Ни переводчица, ни издательство никаких моих «прав» не нарушали. Запамятовал я, а теперь вспомнил, да и К<андрейя> мне доказала, переслав мое п<ись>мо от мая 45 г., — полтора года! Я сам включил «Даму с собачкой», хоть и не люблю этот рассказ. А включил потому, что нельзя было ничем заменить: или велики, или — «малодоступны». А издательство, из-за моего плана, вынуждено было расширить смету на «сборник», пустить по 7 фр. 60, вместо 6 фр. 60! — как предполагало сначала. И волей-неволей оказалось вынужденным отставить «Новую дачу». А посему и изъять мои слова об этом рассказе, о-чень важном, по-моему. Нет, издат<ельст>во проявило ко мне полное внимание, как и К<андрейя>. Я кругом виноват. Это моя болезнь все во мне путает, изводит меня. Теперь новое лечение, опять разные уколы... — мышьяк, стрихнин, гормоны...
Так вот-с... дал маху, спешу загладить, виновата моя опрометчивость, а я несправедливо «урекал» людей.
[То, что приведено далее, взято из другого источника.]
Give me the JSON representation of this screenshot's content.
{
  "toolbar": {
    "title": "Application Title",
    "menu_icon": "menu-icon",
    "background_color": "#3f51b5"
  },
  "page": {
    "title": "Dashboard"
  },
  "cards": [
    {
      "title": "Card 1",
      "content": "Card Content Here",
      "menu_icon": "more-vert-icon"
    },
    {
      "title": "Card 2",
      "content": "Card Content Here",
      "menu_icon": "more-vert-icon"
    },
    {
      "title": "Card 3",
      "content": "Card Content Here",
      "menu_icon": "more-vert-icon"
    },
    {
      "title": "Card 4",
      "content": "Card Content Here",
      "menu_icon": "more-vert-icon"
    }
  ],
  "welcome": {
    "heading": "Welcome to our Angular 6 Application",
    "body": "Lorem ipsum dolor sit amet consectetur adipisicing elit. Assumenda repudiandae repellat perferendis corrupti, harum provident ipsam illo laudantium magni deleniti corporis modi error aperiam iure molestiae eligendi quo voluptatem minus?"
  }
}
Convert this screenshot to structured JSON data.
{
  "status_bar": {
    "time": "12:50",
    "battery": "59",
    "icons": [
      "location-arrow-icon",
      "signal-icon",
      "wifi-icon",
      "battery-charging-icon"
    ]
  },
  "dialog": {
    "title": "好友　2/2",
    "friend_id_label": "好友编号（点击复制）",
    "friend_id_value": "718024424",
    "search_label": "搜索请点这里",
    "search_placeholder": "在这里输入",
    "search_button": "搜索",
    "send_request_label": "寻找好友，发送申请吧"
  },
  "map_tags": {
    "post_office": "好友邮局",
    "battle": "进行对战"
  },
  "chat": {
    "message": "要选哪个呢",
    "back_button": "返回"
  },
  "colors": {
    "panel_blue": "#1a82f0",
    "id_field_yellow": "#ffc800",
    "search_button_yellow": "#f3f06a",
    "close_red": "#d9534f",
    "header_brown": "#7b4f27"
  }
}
А мне бы надо благодарить их — что и делаю, в душе! — за то, что дали мне возможность, — редкую! — сказать чужестранцам о русском большом писателе, о — нашем. Не вмените мне, если мои мыслишки показались Вам скудными и скучными. Жду книжки. Только I экз. пока прислан. А всего издат<ельст>во дает... 2 — мне. Посланный К<андрейей> и пропавший — был от нее, gratis. Жду еще один. Покупать — купилов нету.
Ну, потешу маненько... В России слыхал, вспомнилось.
Разговор парней: — «Пили вчерась?» — «Пи-ли... люто пили». — «А Васька?» — «В доску. Отливали». — «Ну?.. отлили? очухался?» — «Боле десятка ушатов, под колодцем...» — «В себе стал?» — «Впо-лне... в своем уме. Вытрашшил глазищи... — «че-рти... дайте зонтик... дошшь идет...»
«Алмаз» — алмазом. Веселого нет. Жуком в щели.
Еще потешу... Рассказывал «покойный» Билибин. [784] На этюдах. С ним молоденькая художница. Пишут на усадьбе, за избами, скирд. Баба у прясла, глядит — жалеет. Воздыхает — «Энта, барин, молоденька... как те она... внучка ай дочка?..» — «Спутница». — Вздох, глубокий. Одна рука под мышкой, другая щеку подперла. — «Ну, что ж... ничаво... всяко бывает».
Эх, где они, перлы русские!..
Должно быть я опрометчиво ахнул, писал Вам об Андерсен, — не спросясь броду — полез в воду. Неуместно, а? Как-нибудь само сладится. Движения вод пока нету. Вчера, было, чёс с 4 в<е>ч<ера> затих. Утром — «а вот я, здравствуйте!» Обрадовал. Нашли мне грецкие листья — клал. Да они мертвые, все отдали. Аптеку придется открывать: такие-то батареи всякого добра, смотреть жуть. А глаз не боится, а чёс не устрашается. Каменный дом мог бы выстроить на эту «кухню»!
Будьте здоровы, милые.
Скулю.
Ваш Ив. Шмелев-хроник.
432
И. С. Шмелев — И. А. Ильину <27.ХI.1946>
27. XI. 46. Час пополудни.
Дорогой друг, Иван Александрович,
С припозданиями (сегодня, 27-го (!) утром в 10 ч.), потянув за душу, лег на коврик за дверью дроворуб, — песенку я услышал: «я от бабушки ушел, я от дедушки ушел...» А я, со вчер<ашнего> вечера, уже выстанывал другую песенку: «Семь раз по-воду ходила — на восьмой надорвалась...» Есть продолжение — ? — «Семь раз милова любила — на восьмой....» — сами досочините.